The embrace of any kind of means as justification for ends is hardly Lenin's invention, and we can be sure that men will continue to wield this fatal idea. But there is an even more fundamental reason why such ideas are dangerous. It's not just the lives they take, but the inherent flaws they present. Here Berlin reminds us of the essential role that pluralism has played in human history, a philosophy that he himself did so much to expound on.

This is the idea of which I spoke, and what I wish to tell you is that it is false. Not only because the solutions given by different schools of social thought differ, and none can be demonstrated by rational methods—but for an even deeper reason. The central values by which most men have lived, in a great many lands at a great many times—these values, almost if not entirely universal, are not always harmonious with each other. Some are, some are not. Men have always craved for liberty, security, equality, happiness, justice, knowledge, and so on. But complete liberty is not compatible with complete equality—if men were wholly free, the wolves would be free to eat the sheep. Perfect equality means that human liberties must be restrained so that the ablest and the most gifted are not permitted to advance beyond those who would inevitably lose if there were competition. Security, and indeed freedoms, cannot be preserved if freedom to subvert them is permitted. Indeed, not everyone seeks security or peace, otherwise some would not have sought glory in battle or in dangerous sports.
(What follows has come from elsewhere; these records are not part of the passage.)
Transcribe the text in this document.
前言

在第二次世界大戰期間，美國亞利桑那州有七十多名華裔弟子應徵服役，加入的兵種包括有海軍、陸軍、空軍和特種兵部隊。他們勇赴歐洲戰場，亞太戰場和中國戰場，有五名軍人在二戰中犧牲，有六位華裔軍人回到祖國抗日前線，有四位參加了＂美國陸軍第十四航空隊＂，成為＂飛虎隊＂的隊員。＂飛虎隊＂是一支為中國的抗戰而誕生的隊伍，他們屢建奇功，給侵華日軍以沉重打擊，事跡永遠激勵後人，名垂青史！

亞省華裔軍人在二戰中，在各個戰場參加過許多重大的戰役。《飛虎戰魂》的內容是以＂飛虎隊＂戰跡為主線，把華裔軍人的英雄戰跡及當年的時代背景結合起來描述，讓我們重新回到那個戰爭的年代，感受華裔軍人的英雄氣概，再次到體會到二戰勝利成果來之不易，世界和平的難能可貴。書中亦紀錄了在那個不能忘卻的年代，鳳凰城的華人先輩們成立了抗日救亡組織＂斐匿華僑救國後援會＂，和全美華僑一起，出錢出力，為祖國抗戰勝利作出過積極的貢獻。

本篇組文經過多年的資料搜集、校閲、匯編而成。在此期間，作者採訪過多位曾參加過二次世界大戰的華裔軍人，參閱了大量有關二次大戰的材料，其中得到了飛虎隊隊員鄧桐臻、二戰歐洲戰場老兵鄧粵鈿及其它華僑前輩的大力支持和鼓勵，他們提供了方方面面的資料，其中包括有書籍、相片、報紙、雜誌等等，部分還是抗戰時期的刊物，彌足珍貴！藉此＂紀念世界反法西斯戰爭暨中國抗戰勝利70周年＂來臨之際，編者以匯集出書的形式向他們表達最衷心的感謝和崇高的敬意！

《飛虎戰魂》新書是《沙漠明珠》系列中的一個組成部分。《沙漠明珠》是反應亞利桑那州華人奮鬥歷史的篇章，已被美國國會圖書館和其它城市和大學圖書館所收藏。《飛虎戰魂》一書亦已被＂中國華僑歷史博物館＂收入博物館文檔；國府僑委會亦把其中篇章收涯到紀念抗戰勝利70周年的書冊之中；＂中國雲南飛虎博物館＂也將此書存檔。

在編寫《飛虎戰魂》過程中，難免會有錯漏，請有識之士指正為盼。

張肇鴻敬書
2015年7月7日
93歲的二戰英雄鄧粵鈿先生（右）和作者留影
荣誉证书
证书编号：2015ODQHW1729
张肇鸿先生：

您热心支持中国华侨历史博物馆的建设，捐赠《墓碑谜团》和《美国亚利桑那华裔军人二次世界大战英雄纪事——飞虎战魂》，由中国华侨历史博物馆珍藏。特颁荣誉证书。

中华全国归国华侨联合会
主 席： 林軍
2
Justice has always been a human ideal, but it is not fully compatible with mercy. Creative imagination and spontaneity, splendid in themselves, cannot be fully reconciled with the need for planning, organization, careful and responsible calculation. Knowledge, the pursuit of truth—the noblest of aims—cannot be fully reconciled with the happiness or the freedom that men desire, for even if I know that I have some incurable disease this will not make me happier or freer. I must always choose: between peace and excitement, or knowledge and blissful ignorance. And so on.
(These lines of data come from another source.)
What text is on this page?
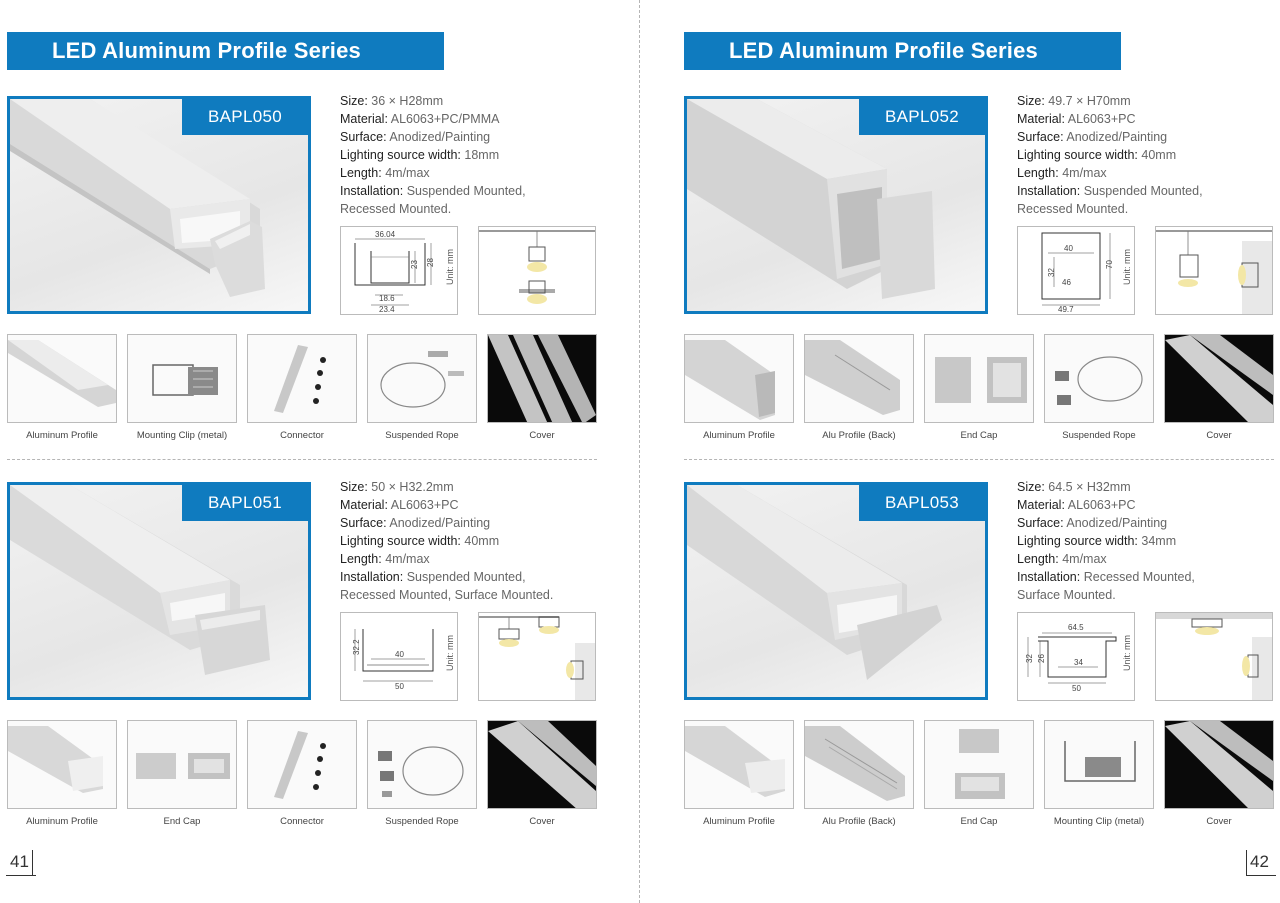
LED Aluminum Profile Series
BAPL050
Size: 36 × H28mm
Material: AL6063+PC/PMMA
Surface: Anodized/Painting
Lighting source width: 18mm
Length: 4m/max
Installation: Suspended Mounted,
Recessed Mounted.
36.04
23 28
18.6
23.4
Unit: mm
Aluminum Profile	Mounting Clip (metal)	Connector	Suspended Rope	Cover
BAPL051
Size: 50 × H32.2mm
Material: AL6063+PC
Surface: Anodized/Painting
Lighting source width: 40mm
Length: 4m/max
Installation: Suspended Mounted,
Recessed Mounted, Surface Mounted.
32.2	40
50
Unit: mm
Aluminum Profile	End Cap	Connector	Suspended Rope	Cover
41
LED Aluminum Profile Series
BAPL052
Size: 49.7 × H70mm
Material: AL6063+PC
Surface: Anodized/Painting
Lighting source width: 40mm
Length: 4m/max
Installation: Suspended Mounted,
Recessed Mounted.
40
32
46
70
49.7
Unit: mm
Aluminum Profile	Alu Profile (Back)	End Cap	Suspended Rope	Cover
BAPL053
Size: 64.5 × H32mm
Material: AL6063+PC
Surface: Anodized/Painting
Lighting source width: 34mm
Length: 4m/max
Installation: Recessed Mounted,
Surface Mounted.
64.5
34
26
32
50
Unit: mm
Aluminum Profile	Alu Profile (Back)	End Cap	Mounting Clip (metal)	Cover
42
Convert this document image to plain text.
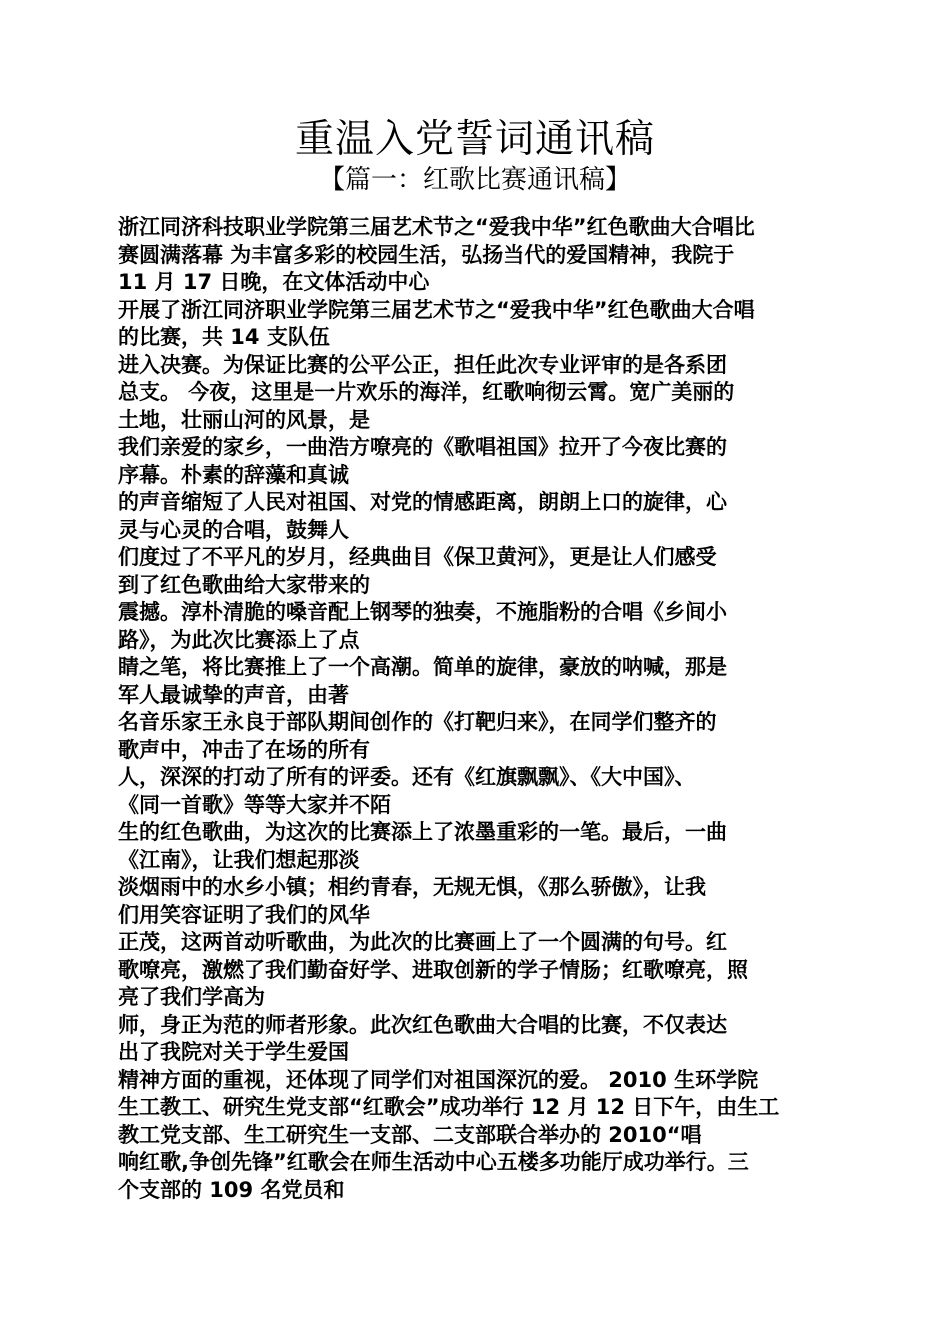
重温入党誓词通讯稿
【篇一：红歌比赛通讯稿】
浙江同济科技职业学院第三届艺术节之“爱我中华”红色歌曲大合唱比
赛圆满落幕 为丰富多彩的校园生活，弘扬当代的爱国精神，我院于
11 月 17 日晚，在文体活动中心
开展了浙江同济职业学院第三届艺术节之“爱我中华”红色歌曲大合唱
的比赛，共 14 支队伍
进入决赛。为保证比赛的公平公正，担任此次专业评审的是各系团
总支。 今夜，这里是一片欢乐的海洋，红歌响彻云霄。宽广美丽的
土地，壮丽山河的风景，是
我们亲爱的家乡，一曲浩方嘹亮的《歌唱祖国》拉开了今夜比赛的
序幕。朴素的辞藻和真诚
的声音缩短了人民对祖国、对党的情感距离，朗朗上口的旋律，心
灵与心灵的合唱，鼓舞人
们度过了不平凡的岁月，经典曲目《保卫黄河》，更是让人们感受
到了红色歌曲给大家带来的
震撼。淳朴清脆的嗓音配上钢琴的独奏，不施脂粉的合唱《乡间小
路》，为此次比赛添上了点
睛之笔，将比赛推上了一个高潮。简单的旋律，豪放的呐喊，那是
军人最诚挚的声音，由著
名音乐家王永良于部队期间创作的《打靶归来》，在同学们整齐的
歌声中，冲击了在场的所有
人，深深的打动了所有的评委。还有《红旗飘飘》、《大中国》、
《同一首歌》等等大家并不陌
生的红色歌曲，为这次的比赛添上了浓墨重彩的一笔。最后，一曲
《江南》，让我们想起那淡
淡烟雨中的水乡小镇；相约青春，无规无惧，《那么骄傲》，让我
们用笑容证明了我们的风华
正茂，这两首动听歌曲，为此次的比赛画上了一个圆满的句号。红
歌嘹亮，激燃了我们勤奋好学、进取创新的学子情肠；红歌嘹亮，照
亮了我们学高为
师，身正为范的师者形象。此次红色歌曲大合唱的比赛，不仅表达
出了我院对关于学生爱国
精神方面的重视，还体现了同学们对祖国深沉的爱。 2010 生环学院
生工教工、研究生党支部“红歌会”成功举行 12 月 12 日下午，由生工
教工党支部、生工研究生一支部、二支部联合举办的 2010“唱
响红歌,争创先锋”红歌会在师生活动中心五楼多功能厅成功举行。三
个支部的 109 名党员和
It is the inability to grasp this fundamental tussle between different values that in part leads people to believe in holy truths. But Berlin is honest and reflective enough to admit that he sees no straightforward solution to this dilemma. This is perhaps because the only solution is to admit the dilemma and live with it, to respect a plurality of opinion and abide by the views of multitudes, to recognize that the contradictions that man presents are the contradictions that man contains. In fact this reconciliation with differing views lies at the heart of both liberal democracy and scientific exploration.
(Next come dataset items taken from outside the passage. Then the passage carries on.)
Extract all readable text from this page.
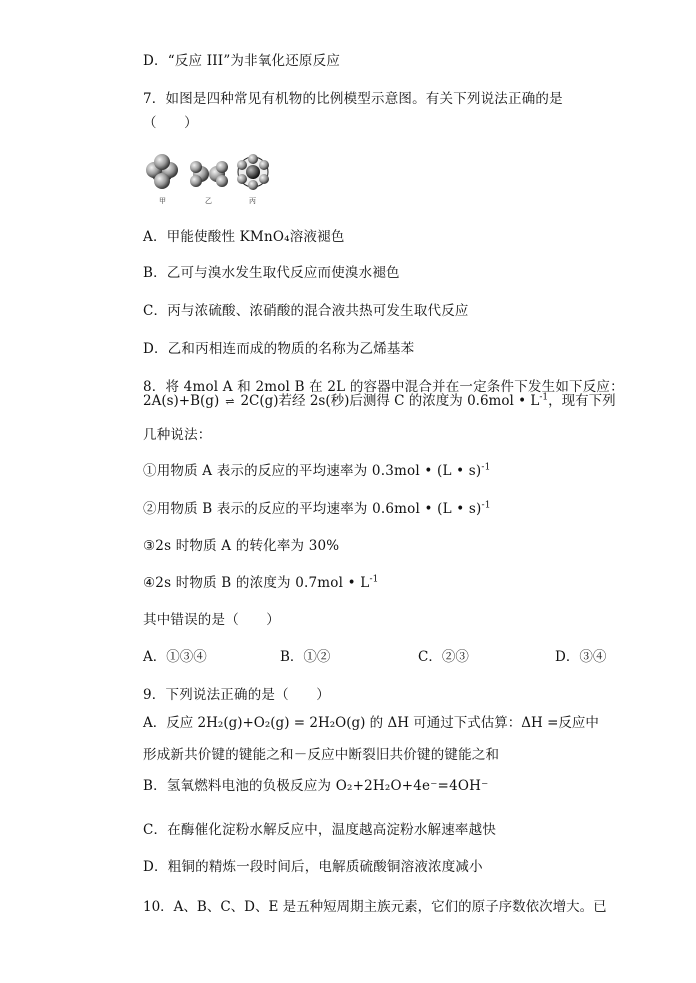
D．“反应 III”为非氧化还原反应
7．如图是四种常见有机物的比例模型示意图。有关下列说法正确的是
（　　）
甲	乙	丙
A．甲能使酸性 KMnO₄溶液褪色
B．乙可与溴水发生取代反应而使溴水褪色
C．丙与浓硫酸、浓硝酸的混合液共热可发生取代反应
D．乙和丙相连而成的物质的名称为乙烯基苯
8．将 4mol A 和 2mol B 在 2L 的容器中混合并在一定条件下发生如下反应：
2A(s)+B(g) ⇌ 2C(g)若经 2s(秒)后测得 C 的浓度为 0.6mol • $L^{-1}$，现有下列
几种说法：
①用物质 A 表示的反应的平均速率为 0.3mol • (L • s)$^{-1}$
②用物质 B 表示的反应的平均速率为 0.6mol • (L • s)$^{-1}$
③2s 时物质 A 的转化率为 30%
④2s 时物质 B 的浓度为 0.7mol • $L^{-1}$
其中错误的是（　　）
A．①③④	B．①②	C．②③	D．③④
9．下列说法正确的是（　　）
A．反应 2H₂(g)+O₂(g) = 2H₂O(g) 的 ΔH 可通过下式估算：ΔH =反应中
形成新共价键的键能之和－反应中断裂旧共价键的键能之和
B．氢氧燃料电池的负极反应为 O₂+2H₂O+4e⁻=4OH⁻
C．在酶催化淀粉水解反应中，温度越高淀粉水解速率越快
D．粗铜的精炼一段时间后，电解质硫酸铜溶液浓度减小
10．A、B、C、D、E 是五种短周期主族元素，它们的原子序数依次增大。已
Science has always prided itself on respecting a plurality of views, perhaps because its practitioners have realized how fickle pronouncements of ultimate truth are. At the end of the nineteenth century a few leading physicists declared that fundamental physics was now set in stone and all that was needed was the drive toward more accurate measurements. The world of relativity and quantum theory shattered that fond illusion. Similarly many experts in evolution believed that the genome was unalterable once it was passed on from parents to children. The discovery of epigenetics put a completely different spin on genetic inheritance. The same slaying of longstanding beliefs - Aristotle's four elements, vitalism, the ether - has pervaded the history of science.

It is thus clear that science has always suffered when its adherents have insisted that there was one truth to be known, shared and cherished. But it - and humanity - have suffered even more when the belief in such a truth came not from the scientific edifice itself from but from a political or social outlook that used that edifice to its own ends. The greatest harm comes not when scientists claim universal truth but when all of us, scientists as well as non-scientists, believe that science should support what we believe are sacred political or social values.